Umstrittener Anruf in der "Heute"-Redaktion:"Erbärmliches Verständnis von Pressefreiheit"

Hat ein CSU-Sprecher ernsthaft versucht, die Berichterstattung über den politischen Gegner zu verhindern? Hans Michael Strepp gerät nach seinem umstrittenen Anruf in der "Heute"-Redaktion in die Bredouille. ZDF-Chefredakteur Peter Frey fordert eine Erklärung, die SPD drängt auf "lückenlose Aufklärung". Und im Netz ergießt sich der Spott über die Christsozialen.

CSU-Sprecher Hans Michael Strepp

Steht in der Kritik: CSU-Sprecher Hans Michael Strepp.

(Foto: SEYBOLDTPRESS)

Bei den Pressekonferenzen mit seinem Chef Horst Seehofer hat Hans Michael Strepp seit einiger Zeit ein Notizbuch mit der Aufschrift: "Das können Sie alles senden" dabei. Es ist der Renner im CSU-Shop, nachdem Seehofer im Sommer in einem ZDF-Interview seinen Frust über den damaligen Umweltminister Norbert Röttgen (CDU) freien Lauf ließ.

Mit den Worten "Das können Sie alles senden", gab Seehofer auch jene Passagen zur Ausstrahlung frei, als Moderator Claus Kleber und er längst ins Plaudern geraten waren. Eine absolute Seltenheit.

Nun sieht es so aus, als habe Strepp versucht, eine ZDF-Sendung zu verhindern - oder zumindest einen Bericht über den Parteitag der bayerischen SPD.

Dieser Anruf hat für jede Menge Wirbel gesorgt und Strepp jede Menge Kritik eingebracht. Nun fordert auch der Sender eine Stellungnahme von dem CSU-Sprecher. Strepp müsse die Frage beantworten, warum und mit welcher Intention er direkt in der Redaktion angerufen habe, sagte ZDF-Chefredakteur Peter Frey. Er sei mit der Reaktion der Kollegen sehr zufrieden: "Wir senden, was wir senden, egal wer anruft. Die heute-Redaktion hat ihre Unabhängigkeit bewiesen."

Es ging um einen wichtigen Tag für die Bayern-SPD. Am vergangenen Sonntag kürten die Sozialdemokraten in Nürnberg den Münchner Oberbürgermeister Christian Ude zum Spitzenkandidaten für die Landtagswahl 2013.
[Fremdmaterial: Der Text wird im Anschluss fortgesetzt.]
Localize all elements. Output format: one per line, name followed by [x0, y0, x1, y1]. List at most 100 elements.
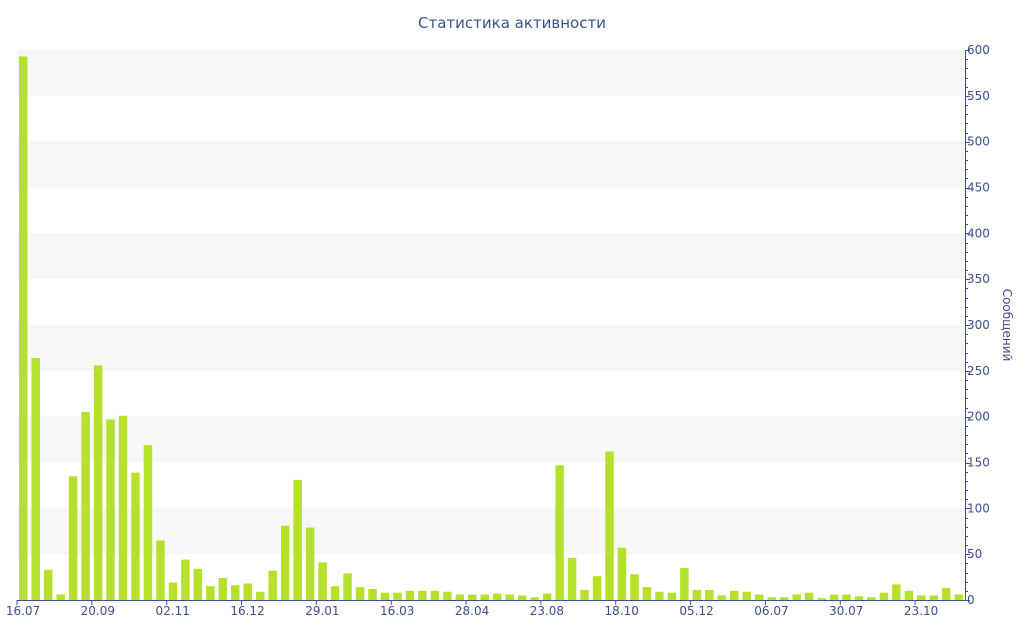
bar	[380, 592, 390, 600]
bar	[817, 598, 826, 600]
y-tick-label: 350	[967, 272, 990, 286]
bar	[655, 591, 664, 600]
bar	[829, 594, 839, 600]
bar	[143, 445, 153, 600]
bar	[942, 588, 951, 600]
y-tick-label: 0	[967, 593, 975, 607]
y-tick-label: 150	[967, 456, 990, 470]
bar	[355, 587, 365, 600]
background-bands	[17, 50, 965, 555]
bar	[293, 479, 302, 600]
bar	[567, 557, 577, 600]
grid-band	[17, 141, 965, 188]
bar	[493, 593, 502, 600]
bar	[31, 358, 40, 600]
bar	[754, 594, 764, 600]
bar	[256, 591, 265, 600]
x-tick-label: 16.03	[380, 604, 414, 618]
bar	[555, 465, 564, 600]
bar	[243, 583, 252, 600]
bar	[779, 597, 789, 600]
bar	[505, 594, 514, 600]
x-tick-label: 02.11	[156, 604, 190, 618]
bar	[954, 594, 963, 600]
bar-series	[19, 56, 963, 601]
bar	[443, 591, 452, 600]
bar	[904, 590, 914, 600]
y-axis-title: Сообщений	[1000, 289, 1014, 362]
y-tick-label: 600	[967, 43, 990, 57]
x-tick-label: 16.12	[230, 604, 264, 618]
bar	[231, 585, 240, 600]
chart-title: Статистика активности	[418, 14, 606, 32]
bar	[106, 419, 115, 600]
x-tick-label: 20.09	[81, 604, 115, 618]
bar	[804, 592, 814, 600]
bar	[480, 594, 489, 600]
x-tick-label: 23.08	[530, 604, 564, 618]
bar	[305, 527, 315, 600]
bar	[580, 589, 589, 600]
x-tick-label: 30.07	[829, 604, 863, 618]
bar	[592, 576, 602, 600]
bar	[468, 594, 477, 600]
bar	[705, 589, 714, 600]
y-tick-label: 250	[967, 364, 990, 378]
bar	[617, 547, 627, 600]
bar	[81, 412, 90, 600]
x-tick-label: 18.10	[605, 604, 639, 618]
bar	[430, 590, 440, 600]
bar	[867, 597, 876, 600]
bar	[418, 590, 427, 600]
x-tick-label: 23.10	[904, 604, 938, 618]
bar	[842, 594, 851, 600]
grid-band	[17, 416, 965, 463]
bar	[268, 570, 277, 600]
y-axis: 0 50 100 150 200 250 300 350 400 450 500 550 600	[965, 43, 990, 607]
bar	[605, 451, 614, 600]
bar	[206, 586, 215, 600]
bar	[181, 559, 190, 600]
bar	[792, 594, 801, 600]
bar	[917, 595, 926, 600]
bar	[680, 567, 689, 600]
y-tick-label: 550	[967, 89, 990, 103]
bar	[368, 589, 377, 600]
grid-band	[17, 325, 965, 371]
bar	[68, 476, 78, 600]
y-tick-label: 300	[967, 318, 990, 332]
bar	[854, 596, 864, 600]
grid-band	[17, 508, 965, 555]
y-tick-label: 450	[967, 181, 990, 195]
bar	[56, 594, 65, 600]
x-tick-label: 29.01	[305, 604, 339, 618]
bar	[280, 525, 290, 600]
bar	[343, 573, 352, 600]
y-tick-label: 50	[967, 547, 982, 561]
bar	[730, 590, 739, 600]
bar	[667, 592, 677, 600]
bar	[892, 584, 901, 600]
y-tick-label: 200	[967, 410, 990, 424]
bar	[767, 597, 776, 600]
bar	[393, 592, 402, 600]
bar	[43, 569, 53, 600]
bar	[929, 595, 939, 600]
y-tick-label: 400	[967, 226, 990, 240]
bar	[542, 593, 552, 600]
bar	[118, 415, 128, 600]
bar	[168, 582, 178, 600]
bar	[93, 365, 103, 600]
bar	[879, 592, 889, 600]
bar	[405, 590, 415, 600]
bar	[717, 595, 726, 600]
x-tick-label: 05.12	[679, 604, 713, 618]
x-tick-label: 16.07	[6, 604, 40, 618]
y-tick-label: 500	[967, 135, 990, 149]
x-axis: 16.07 20.09 02.11 16.12 29.01 16.03 28.04 23.08…	[6, 600, 965, 618]
bar	[530, 597, 539, 600]
bar	[330, 586, 340, 600]
grid-band	[17, 233, 965, 280]
grid-band	[17, 50, 965, 96]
Zwei Tage zuvor standen noch die Christsozialen im Fokus der Öffentlichkeit. Bei ihrem Parteitag am Freitag und Samstag war die Bundeskanzlerin aufgetreten, es war ein harmonisches Zusammentreffen - und offenbar war der CSU sehr daran gelegen, dass dieses Bild nicht von der Berichterstattung über den politischen Gegner beeinträchtigt wird.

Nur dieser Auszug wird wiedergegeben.